Besteht überhaupt Grund zur Hoffnung auf eine funktionierende Beziehung, wenn die Beziehung zu den Eltern problematisch war?

Aufgrund einer schwierigen Kindheit zu denken, „so bin ich eben“, ist nicht zielführend. Es ist wichtig, als Erwachsener selbst die Verantwortung für sich zu übernehmen. Hilfreich ist es, sich auf das zu fokussieren, was man*frau gerne möchte. Niemand ist seiner Vergangenheit ausgeliefert. Es gibt immer die Möglichkeit, über alte Gewohnheiten hinauszuwachsen. Das Mädchen aus unserem Beispiel könnte sich zum als ersten Schritt bewusst machen, welche Eigenschaften des Partners ihr in vergangenen Beziehungen nicht gutgetan haben. Bei vielen geht es auch darum, sich seine Partner*in überhaupt anhand innerer Werte auszuwählen, anstatt nach Äußerlichkeiten. Durch Dating-Apps wie Tinder läuft die Partnersuche ja oft sehr oberflächlich ab.

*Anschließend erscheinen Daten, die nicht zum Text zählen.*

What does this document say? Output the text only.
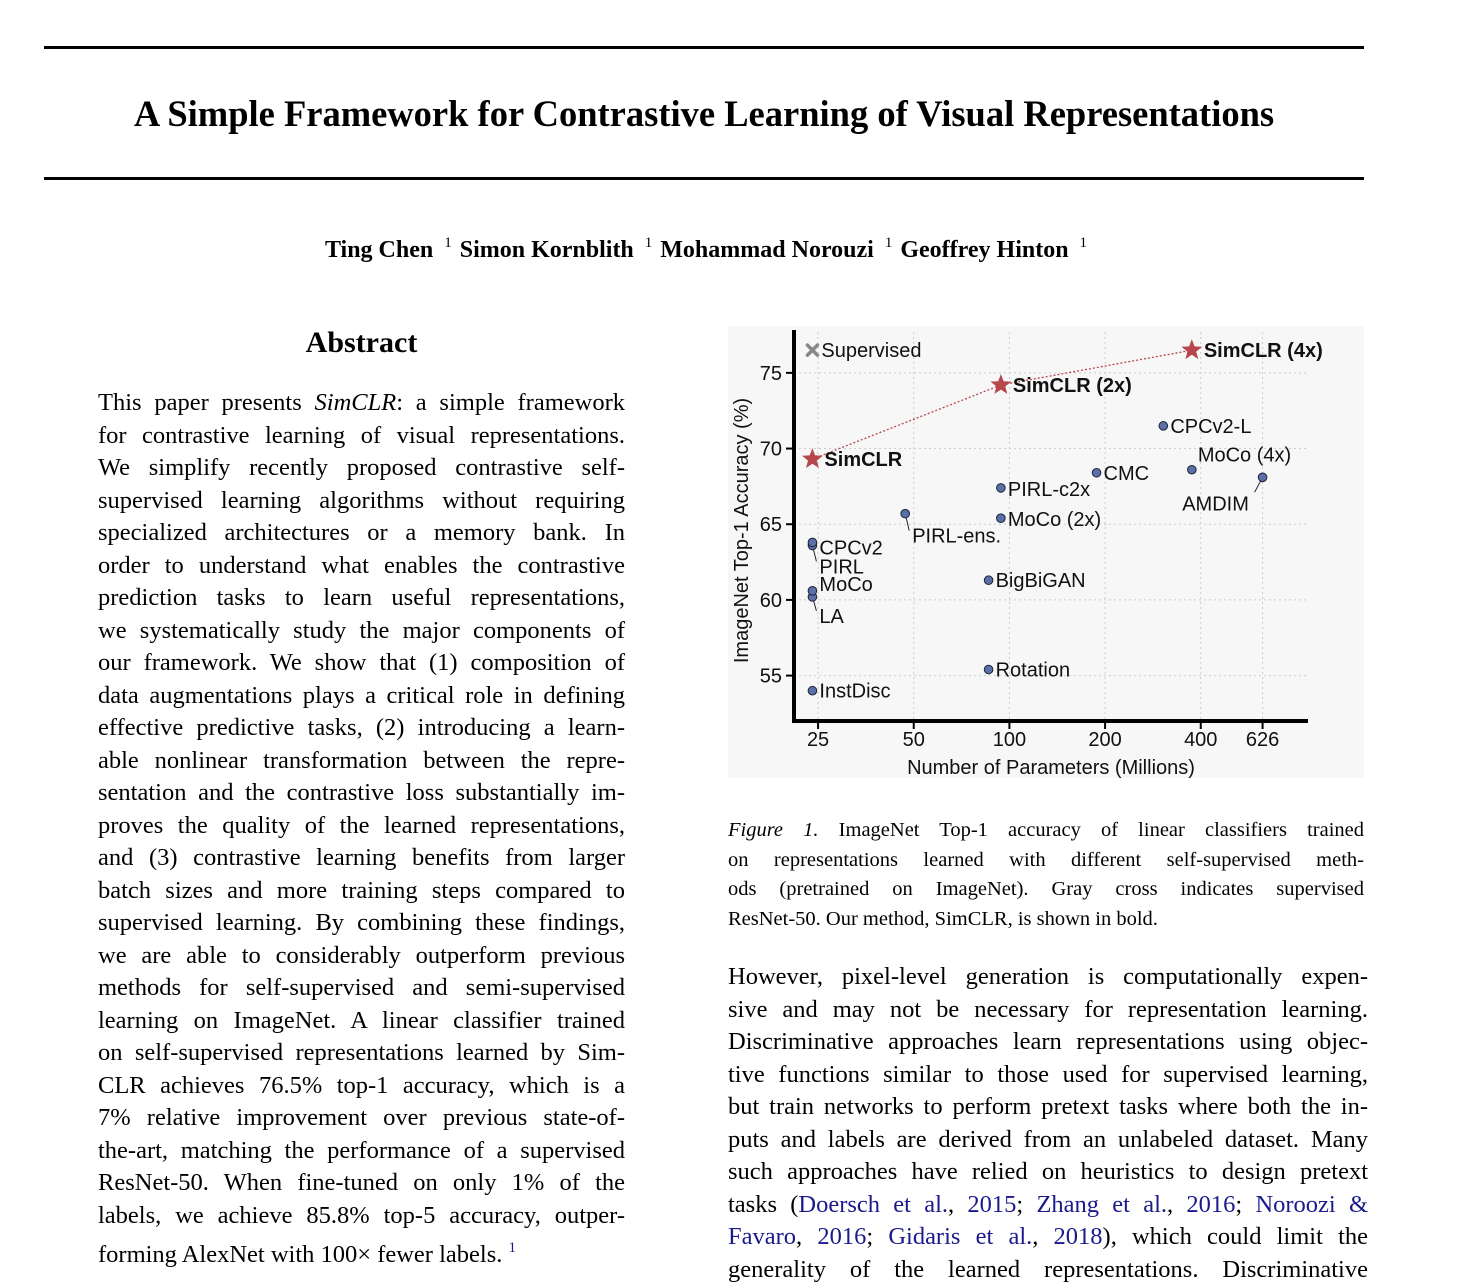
A Simple Framework for Contrastive Learning of Visual Representations
Ting Chen $^1$ Simon Kornblith $^1$ Mohammad Norouzi $^1$ Geoffrey Hinton $^1$
Abstract
This paper presents SimCLR: a simple framework
for contrastive learning of visual representations.
We simplify recently proposed contrastive self-
supervised learning algorithms without requiring
specialized architectures or a memory bank. In
order to understand what enables the contrastive
prediction tasks to learn useful representations,
we systematically study the major components of
our framework. We show that (1) composition of
data augmentations plays a critical role in defining
effective predictive tasks, (2) introducing a learn-
able nonlinear transformation between the repre-
sentation and the contrastive loss substantially im-
proves the quality of the learned representations,
and (3) contrastive learning benefits from larger
batch sizes and more training steps compared to
supervised learning. By combining these findings,
we are able to considerably outperform previous
methods for self-supervised and semi-supervised
learning on ImageNet. A linear classifier trained
on self-supervised representations learned by Sim-
CLR achieves 76.5% top-1 accuracy, which is a
7% relative improvement over previous state-of-
the-art, matching the performance of a supervised
ResNet-50. When fine-tuned on only 1% of the
labels, we achieve 85.8% top-5 accuracy, outper-
forming AlexNet with 100× fewer labels. $^1$
55
60
65
70
75
25	50	100	200	400 626
Number of Parameters (Millions)
ImageNet Top-1 Accuracy (%)
InstDisc
Rotation
LA
MoCo	BigBiGAN
PIRL
CPCv2
PIRL-ens.
MoCo (2x)
PIRL-c2x
CMC
MoCo (4x)
AMDIM
CPCv2-L
SimCLR
SimCLR (2x)
SimCLR (4x)
Supervised
Figure 1. ImageNet Top-1 accuracy of linear classifiers trained
on representations learned with different self-supervised meth-
ods (pretrained on ImageNet). Gray cross indicates supervised
ResNet-50. Our method, SimCLR, is shown in bold.
However, pixel-level generation is computationally expen-
sive and may not be necessary for representation learning.
Discriminative approaches learn representations using objec-
tive functions similar to those used for supervised learning,
but train networks to perform pretext tasks where both the in-
puts and labels are derived from an unlabeled dataset. Many
such approaches have relied on heuristics to design pretext
tasks (Doersch et al., 2015; Zhang et al., 2016; Noroozi &
Favaro, 2016; Gidaris et al., 2018), which could limit the
generality of the learned representations. Discriminative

Was wird in der psychologischen Beratung in Berlin unternommen, um Menschen zu helfen, die immer wieder mit den gleichen Beziehungsproblemen zu kämpfen haben?

Ziel ist es im Grunde, dass es der Betroffene lernt, sich selbst das zu geben, was er vom anderen erwartet. In der psychologischen Beratung, Coaching wie auch auch in der Psychotherapie nähern wir uns dem Problem, indem wir gemeinsam herausfinden, um welche Bedürfnisse es sich dabei konkret handelt. Dabei kommen imaginative Techniken aus der Schematherapie zum Einsatz, oder euch ein sogenanntes begrenztes Nachbeeltern des Therapeuten. Darin wird für den Klient*in eine zugewandte, fürsorgliche, die Bedürfnisse beantwortende Haltung und Handlung konkret erfahrbar. Dadurch kann aus einer Sehnsucht ein konkretes selbstfürsorgliches Handlungsmotiv entstehen.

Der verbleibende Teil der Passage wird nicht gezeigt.